Member of the Meghalaya Legislative Assembly for Pynursla
- Incumbent
- Assumed office 2013

Personal details
- Born: 19 December 1965 (age 60)
- Party: National People's Party (since 2017) Indian National Congress (before 2017)
- Occupation: Politician

= Prestone Tynsong =

Indian politician

Prestone Tynsong is an Indian politician who has served as the Deputy Chief Minister of Meghalaya under Conrad Sangma since March 2018, serving alongside Sniawbhalang Dhar since 7 March 2023. He is also the minister of Public Works Department (Roads), Animal Husbandry, Veterinary, Housing, Labour and Parliamentary Affairs in the Government of Meghalaya since 2018. He has been a member of the National People's Party since 2017 and was a member of the Indian National Congress prior to that.

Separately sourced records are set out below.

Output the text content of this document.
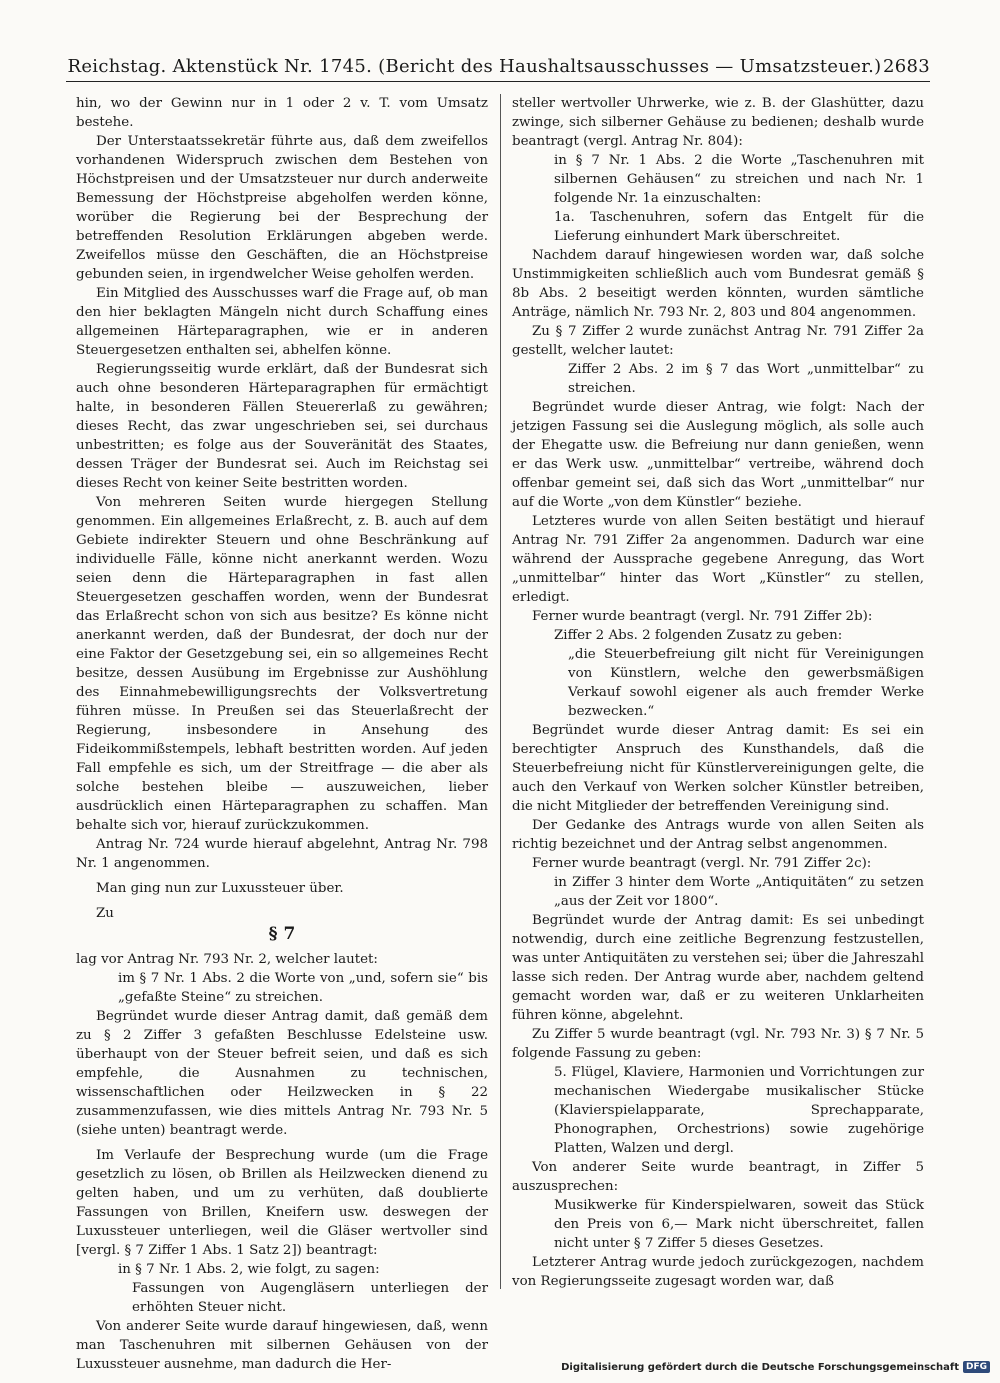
Reichstag. Aktenstück Nr. 1745. (Bericht des Haushaltsausschusses — Umsatzsteuer.) 2683

hin, wo der Gewinn nur in 1 oder 2 v. T. vom Umsatz bestehe.

Der Unterstaatssekretär führte aus, daß dem zweifellos vorhandenen Widerspruch zwischen dem Bestehen von Höchstpreisen und der Umsatzsteuer nur durch anderweite Bemessung der Höchstpreise abgeholfen werden könne, worüber die Regierung bei der Besprechung der betreffenden Resolution Erklärungen abgeben werde. Zweifellos müsse den Geschäften, die an Höchstpreise gebunden seien, in irgendwelcher Weise geholfen werden.

Ein Mitglied des Ausschusses warf die Frage auf, ob man den hier beklagten Mängeln nicht durch Schaffung eines allgemeinen Härteparagraphen, wie er in anderen Steuergesetzen enthalten sei, abhelfen könne.

Regierungsseitig wurde erklärt, daß der Bundesrat sich auch ohne besonderen Härteparagraphen für ermächtigt halte, in besonderen Fällen Steuererlaß zu gewähren; dieses Recht, das zwar ungeschrieben sei, sei durchaus unbestritten; es folge aus der Souveränität des Staates, dessen Träger der Bundesrat sei. Auch im Reichstag sei dieses Recht von keiner Seite bestritten worden.

Von mehreren Seiten wurde hiergegen Stellung genommen. Ein allgemeines Erlaßrecht, z. B. auch auf dem Gebiete indirekter Steuern und ohne Beschränkung auf individuelle Fälle, könne nicht anerkannt werden. Wozu seien denn die Härteparagraphen in fast allen Steuergesetzen geschaffen worden, wenn der Bundesrat das Erlaßrecht schon von sich aus besitze? Es könne nicht anerkannt werden, daß der Bundesrat, der doch nur der eine Faktor der Gesetzgebung sei, ein so allgemeines Recht besitze, dessen Ausübung im Ergebnisse zur Aushöhlung des Einnahmebewilligungsrechts der Volksvertretung führen müsse. In Preußen sei das Steuerlaßrecht der Regierung, insbesondere in Ansehung des Fideikommißstempels, lebhaft bestritten worden. Auf jeden Fall empfehle es sich, um der Streitfrage — die aber als solche bestehen bleibe — auszuweichen, lieber ausdrücklich einen Härteparagraphen zu schaffen. Man behalte sich vor, hierauf zurückzukommen.

Antrag Nr. 724 wurde hierauf abgelehnt, Antrag Nr. 798 Nr. 1 angenommen.

Man ging nun zur Luxussteuer über.

Zu

§ 7

lag vor Antrag Nr. 793 Nr. 2, welcher lautet:

im § 7 Nr. 1 Abs. 2 die Worte von „und, sofern sie“ bis „gefaßte Steine“ zu streichen.

Begründet wurde dieser Antrag damit, daß gemäß dem zu § 2 Ziffer 3 gefaßten Beschlusse Edelsteine usw. überhaupt von der Steuer befreit seien, und daß es sich empfehle, die Ausnahmen zu technischen, wissenschaftlichen oder Heilzwecken in § 22 zusammenzufassen, wie dies mittels Antrag Nr. 793 Nr. 5 (siehe unten) beantragt werde.

Im Verlaufe der Besprechung wurde (um die Frage gesetzlich zu lösen, ob Brillen als Heilzwecken dienend zu gelten haben, und um zu verhüten, daß doublierte Fassungen von Brillen, Kneifern usw. deswegen der Luxussteuer unterliegen, weil die Gläser wertvoller sind [vergl. § 7 Ziffer 1 Abs. 1 Satz 2]) beantragt:

in § 7 Nr. 1 Abs. 2, wie folgt, zu sagen:

Fassungen von Augengläsern unterliegen der erhöhten Steuer nicht.

Von anderer Seite wurde darauf hingewiesen, daß, wenn man Taschenuhren mit silbernen Gehäusen von der Luxussteuer ausnehme, man dadurch die Her-

steller wertvoller Uhrwerke, wie z. B. der Glashütter, dazu zwinge, sich silberner Gehäuse zu bedienen; deshalb wurde beantragt (vergl. Antrag Nr. 804):

in § 7 Nr. 1 Abs. 2 die Worte „Taschenuhren mit silbernen Gehäusen“ zu streichen und nach Nr. 1 folgende Nr. 1a einzuschalten:

1a. Taschenuhren, sofern das Entgelt für die Lieferung einhundert Mark überschreitet.

Nachdem darauf hingewiesen worden war, daß solche Unstimmigkeiten schließlich auch vom Bundesrat gemäß § 8b Abs. 2 beseitigt werden könnten, wurden sämtliche Anträge, nämlich Nr. 793 Nr. 2, 803 und 804 angenommen.

Zu § 7 Ziffer 2 wurde zunächst Antrag Nr. 791 Ziffer 2a gestellt, welcher lautet:

Ziffer 2 Abs. 2 im § 7 das Wort „unmittelbar“ zu streichen.

Begründet wurde dieser Antrag, wie folgt: Nach der jetzigen Fassung sei die Auslegung möglich, als solle auch der Ehegatte usw. die Befreiung nur dann genießen, wenn er das Werk usw. „unmittelbar“ vertreibe, während doch offenbar gemeint sei, daß sich das Wort „unmittelbar“ nur auf die Worte „von dem Künstler“ beziehe.

Letzteres wurde von allen Seiten bestätigt und hierauf Antrag Nr. 791 Ziffer 2a angenommen. Dadurch war eine während der Aussprache gegebene Anregung, das Wort „unmittelbar“ hinter das Wort „Künstler“ zu stellen, erledigt.

Ferner wurde beantragt (vergl. Nr. 791 Ziffer 2b):

Ziffer 2 Abs. 2 folgenden Zusatz zu geben:

„die Steuerbefreiung gilt nicht für Vereinigungen von Künstlern, welche den gewerbsmäßigen Verkauf sowohl eigener als auch fremder Werke bezwecken.“

Begründet wurde dieser Antrag damit: Es sei ein berechtigter Anspruch des Kunsthandels, daß die Steuerbefreiung nicht für Künstlervereinigungen gelte, die auch den Verkauf von Werken solcher Künstler betreiben, die nicht Mitglieder der betreffenden Vereinigung sind.

Der Gedanke des Antrags wurde von allen Seiten als richtig bezeichnet und der Antrag selbst angenommen.

Ferner wurde beantragt (vergl. Nr. 791 Ziffer 2c):

in Ziffer 3 hinter dem Worte „Antiquitäten“ zu setzen „aus der Zeit vor 1800“.

Begründet wurde der Antrag damit: Es sei unbedingt notwendig, durch eine zeitliche Begrenzung festzustellen, was unter Antiquitäten zu verstehen sei; über die Jahreszahl lasse sich reden. Der Antrag wurde aber, nachdem geltend gemacht worden war, daß er zu weiteren Unklarheiten führen könne, abgelehnt.

Zu Ziffer 5 wurde beantragt (vgl. Nr. 793 Nr. 3) § 7 Nr. 5 folgende Fassung zu geben:

5. Flügel, Klaviere, Harmonien und Vorrichtungen zur mechanischen Wiedergabe musikalischer Stücke (Klavierspielapparate, Sprechapparate, Phonographen, Orchestrions) sowie zugehörige Platten, Walzen und dergl.

Von anderer Seite wurde beantragt, in Ziffer 5 auszusprechen:

Musikwerke für Kinderspielwaren, soweit das Stück den Preis von 6,— Mark nicht überschreitet, fallen nicht unter § 7 Ziffer 5 dieses Gesetzes.

Letzterer Antrag wurde jedoch zurückgezogen, nachdem von Regierungsseite zugesagt worden war, daß

Digitalisierung gefördert durch die Deutsche Forschungsgemeinschaft DFG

Tynsong has represented the Pynursla constituency in the Meghalaya Legislative Assembly since 2013.

== Political career ==
He was elected for the Lyngkyrdem Assembly Constituency in 2003 and 2008 on the Indian National Congress ticket, before shifting his seat to Pynursla Assembly Constituency in 2013.

In 2017, he quit the Indian National Congress and joined the National People's Party.

In 2018, he became Deputy Chief Minister of Meghalaya in the Conrad Sangma-led cabinet.